PITTSFORD, N.Y. — Five years ago, when Justin Thomas entered the 2018 PGA Championship as the defending champion, he was still running as one of the top three players in the game and ranked among the nation’s top-ranked players. He established himself as a male golfer. world.
At that moment he briefly thought of elite golf.
Thomas is 25 years old and has won one major championship. This week, Thomas returns to his PGA Championship once again as the defending champion. But now things are different.
Since winning the PGA Championship last year in Tulsa, Oklahoma, Thomas has endured the bumpy, insane and erratic conditions that golf careers (both amateur and professional) have come to expect. . Since winning his second career major in 2022, he hasn’t finished first in any of the 20 events he’s competed in before coming to Oak Hill Country Club outside of Rochester, New York.
He missed his first appearance at the Masters Tournament in April. A month ago, he languished to tie for 60th in the Players Championship, which he won two years ago.
Out of 10 tournaments this year, he has only two top 10 finishes and only five outside the top 20. This isn’t unusual in his long professional golf career, but it hasn’t been easy for his father Thomas. His grandfather and grandfather were his PGA teaching pros, and the golf course brings that feeling to the fore.
The always outspoken Thomas admitted on Monday that his game was so battered last year that he teed up at several tournaments knowing in the back of his mind he couldn’t win. What does it feel like to be once rated the best golfer on the planet?
“It’s terrible,” Thomas replied. “The way I’ve described it over the last few months is that I’ve never felt so far and so close at the same time. It’s very difficult to explain. , is also a very difficult way to enter and try to win a golf tournament.”
But Thomas feels he may be fighting his way out of the darkness of golf in recent weeks. He finished tied for 14th at the Wells Fargo Championship on the PGA Tour this month with three rounds under par. He learned a new system of putting. It’s complicated, but he said it made reading the greens a lot easier (sounds like golf, right?). Nonetheless, he sees progress in his putting.
Perhaps most importantly, he enlisted other golfers to help him because the sport was too difficult to manage on his own.
For example, Thomas played an 18-hole practice round with Max Houma on Monday. Max Houma, who is currently ranked No. 6 in the world, once seemed to have missed a chance to make a living as a golfer — about the same time as Thomas — and won his first major title.
In 2017, Homa failed to qualify for 15 out of 17 tournaments, missing out on the PGA Tour.
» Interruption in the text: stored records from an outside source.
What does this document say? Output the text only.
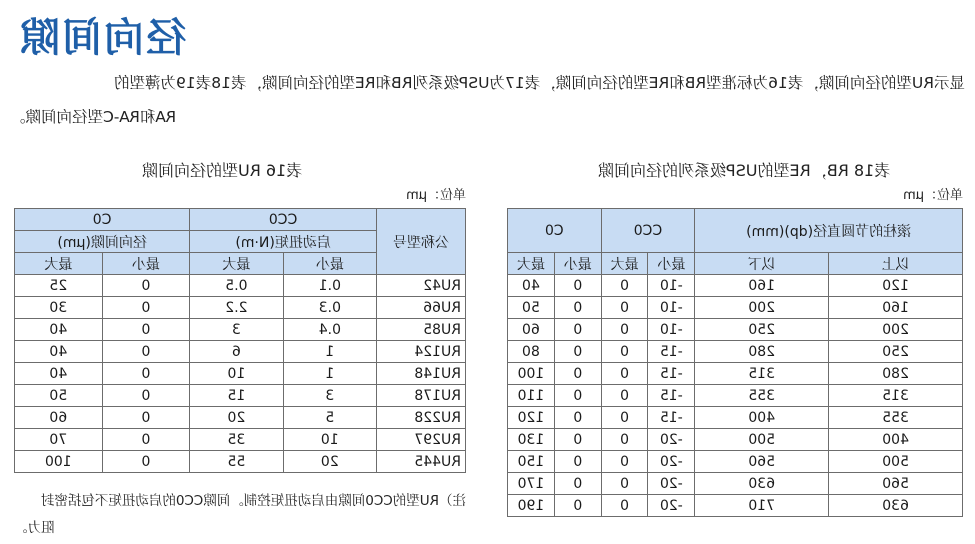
径向间隙
显示RU型的径向间隙，表16为标准型RB和RE型的径向间隙，表17为USP级系列RB和RE型的径向间隙，表18表19为薄型的
RA和RA-C型径向间隙。
表18 RB，RE型的USP级系列的径向间隙
单位：μm
滚柱的节圆直径(dp)(mm)		CC0		C0	
以上	以下	最小	最大	最小	最大
120	160	-10	0	0	40
160	200	-10	0	0	50
200	250	-10	0	0	60
250	280	-15	0	0	80
280	315	-15	0	0	100
315	355	-15	0	0	110
355	400	-15	0	0	120
400	500	-20	0	0	130
500	560	-20	0	0	150
560	630	-20	0	0	170
630	710	-20	0	0	190
表16 RU型的径向间隙
单位：μm
公称型号	CC0		C0	
	启动扭矩(N·m)		径向间隙(μm)	
	最小	最大	最小	最大
RU42	0.1	0.5	0	25
RU66	0.3	2.2	0	30
RU85	0.4	3	0	40
RU124	1	6	0	40
RU148	1	10	0	40
RU178	3	15	0	50
RU228	5	20	0	60
RU297	10	35	0	70
RU445	20	55	0	100
注）RU型的CC0间隙由启动扭矩控制。间隙CC0的启动扭矩不包括密封
阻力。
In golf parlance, losing your Tour Card is called “losing your Tour Card”, which is a polite way of saying that you have been kicked out of golf’s top level for shoddy play.
The following year, Homa magically regained his Tour qualification, partly due to an improbable birdie on the last four holes of a minor league tour golf event. Since then, Homa has earned more than $21 million on his PGA Tour, with two of his six wins on the Tour coming in the last eight months.
On Monday, as Thomas was about to explain how he plans to battle his way back to the pinnacle of men’s golf, and how important it is to stay optimistic rather than pouty, he said: cites Homa as an example.
“No one is in a better position here than Max Houma,” Thomas said. “No other top player in the world has gone through what he has gone through in terms of having a tour card, losing a tour card and having to get it back, and becoming one of the top players in the world. not present.
“I’ve talked to him about it before because he said no one here knows how bad it can get.”
Thomas laughed. He didn’t mean to be too pessimistic about his recent slump. He is still the 13th ranked golfer in the world. Alternatively, he added: “It’s all relative, and it’s important to make the most of whatever situation you find yourself in.
“That way you can get out of it by just playing how to get out of it. Hit shots when you want to, putts when you need to, and your confidence will come back.” And I don’t even remember what I was thinking when I was depressed.”
But Thomas smiled. He didn’t just start his big stardom at his 25, he’s now a 30-year-old veteran. He knows he’s chosen a whimsical vocation.
“Like anything in golf, it’s easier said than done,” Thomas said.